2.1. Zu den Feststellungen zur Person des Beschwerdeführers:

2.1.1. Die Feststellungen zur Identität des Beschwerdeführers ergeben sich aus seinen dahingehend übereinstimmenden Angaben vor den Organen des öffentlichen Sicherheitsdienstes, vor dem Bundesamt, in der Beschwerde und vor dem Bundesverwaltungsgericht. Die getroffenen Feststellungen zum Namen des Beschwerdeführers gelten ausschließlich zur Identifizierung der Person des Beschwerdeführers im Asylverfahren.

Dass der Beschwerde zum Zeitpunkt der Ausreise aus Afghanistan bereits volljährig war, ergibt sich aus seinen Angaben in der mündlichen Verhandlung, wonach er in Afghanistan 22 Jahre alt geworden sei (OZ 5, S. 12).

Die Feststellungen zur Staatsangehörigkeit des Beschwerdeführers, seiner Volksgruppen- und Religionszugehörigkeit, seiner Muttersprache, seinem Lebenslauf (sein Aufwachsen sowie seine familiäre Situation in Afghanistan, seine fehlende Schulbildung) sowie zu den Eigentumsverhältnissen seiner Familie gründen sich auf seinen diesbezüglich schlüssigen und stringenten Angaben. Das Bundesverwaltungsgericht hat keine Veranlassung, an diesen im gesamten Verfahren gleich gebliebenen Aussagen des Beschwerdeführers zu zweifeln.

Das Gericht geht davon aus, dass der Beschwerdeführer in Afghanistan als Automechaniker gearbeitet hat.

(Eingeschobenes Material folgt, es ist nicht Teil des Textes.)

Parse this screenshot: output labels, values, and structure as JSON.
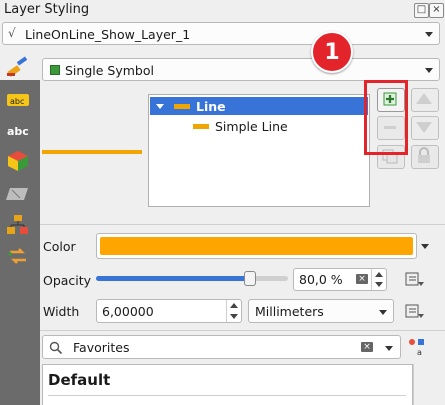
{
  "panel": {
    "title": "Layer Styling"
  },
  "layer_select": {
    "value": "LineOnLine_Show_Layer_1"
  },
  "renderer": {
    "value": "Single Symbol"
  },
  "tree": {
    "items": [
      {
        "label": "Line"
      },
      {
        "label": "Simple Line"
      }
    ]
  },
  "callout": {
    "number": "1"
  },
  "color_row": {
    "label": "Color",
    "swatch": "#ffa500"
  },
  "opacity_row": {
    "label": "Opacity",
    "value": "80,0 %",
    "level": 0.8
  },
  "width_row": {
    "label": "Width",
    "value": "6,00000",
    "unit": "Millimeters"
  },
  "search": {
    "placeholder": "Favorites"
  },
  "library": {
    "group_title": "Default"
  },
  "colors": {
    "accent": "#e8a317",
    "highlight": "#3874d8",
    "callout": "#e3242b"
  }
}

Dies hat der Beschwerdeführer bereits bei der Erstbefragung angegeben, nämlich sowohl hinsichtlich seines zuletzt ausgeübten Berufs (AS 12), als auch hinsichtlich seiner Angaben zu früheren Beschäftigungen in Afghanistan oder anderen Staaten (AS 19). Da der Beschwerdeführer, der in der mündlichen Verhandlung ausführlich zu den Protokollen befragt wurde, jedoch nicht angab, dass es diesbezüglich zu Fehlern gekommen sei, geht das Gericht davon aus, dass der Beschwerdeführer als KFZ-Mechaniker in Afghanistan gearbeitet hat.

2.1.2. Das Gericht geht davon aus, dass der Beschwerdeführer regelmäßig Kontakt zu seiner im Heimatdorf lebenden Familie hat. Der Beschwerdeführer gab beim Bundesamt am 13.12.2016 an, dass er regelmäßig mit seinem Vater telefoniere, er habe mit diesem zuletzt vor drei Wochen telefoniert (AS 189). In der mündlichen Verhandlung gab der Beschwerdeführer jedoch an, dass er seit diesem genannten Telefonat, drei Wochen vor der Befragung beim Bundesamt, keinen Kontakt mehr zu seiner Familie gehabt habe. Dies begründete der Beschwerdeführer damit, dass er zwar nicht wisse, was genau passiert sei, aber er weiß, dass er etwas Schlimmes getan habe (OZ 5, S. 8). Zum einen, ist für das Gericht der Fluchtgrund nicht glaubhaft (siehe Punkt II. 2.2.), sodass nicht nachvollziehbar ist, warum der Kontakt zur Familie abreißen sollte. Es ist zudem nicht nachvollziehbar, dass die Eltern den Kontakt wegen der behaupteten Liebesbeziehung erst im Jahr 2016, sohin mehr als drei Jahre nach der Ausreise aus Afghanistan, abbrechen sollten. Den Länderberichten ist zudem zu entnehmen, dass nur sehr wenige Afghanen in Europa den Kontakt zu ihren Familien in Afghanistan verlieren (Beilage ./II, S,. 338f). Das Gericht geht davon aus, dass es sich um eine Schutzbehauptung handelt und der Beschwerdeführer regelmäßig Kontakt zu seiner Familie in Afghanistan hat.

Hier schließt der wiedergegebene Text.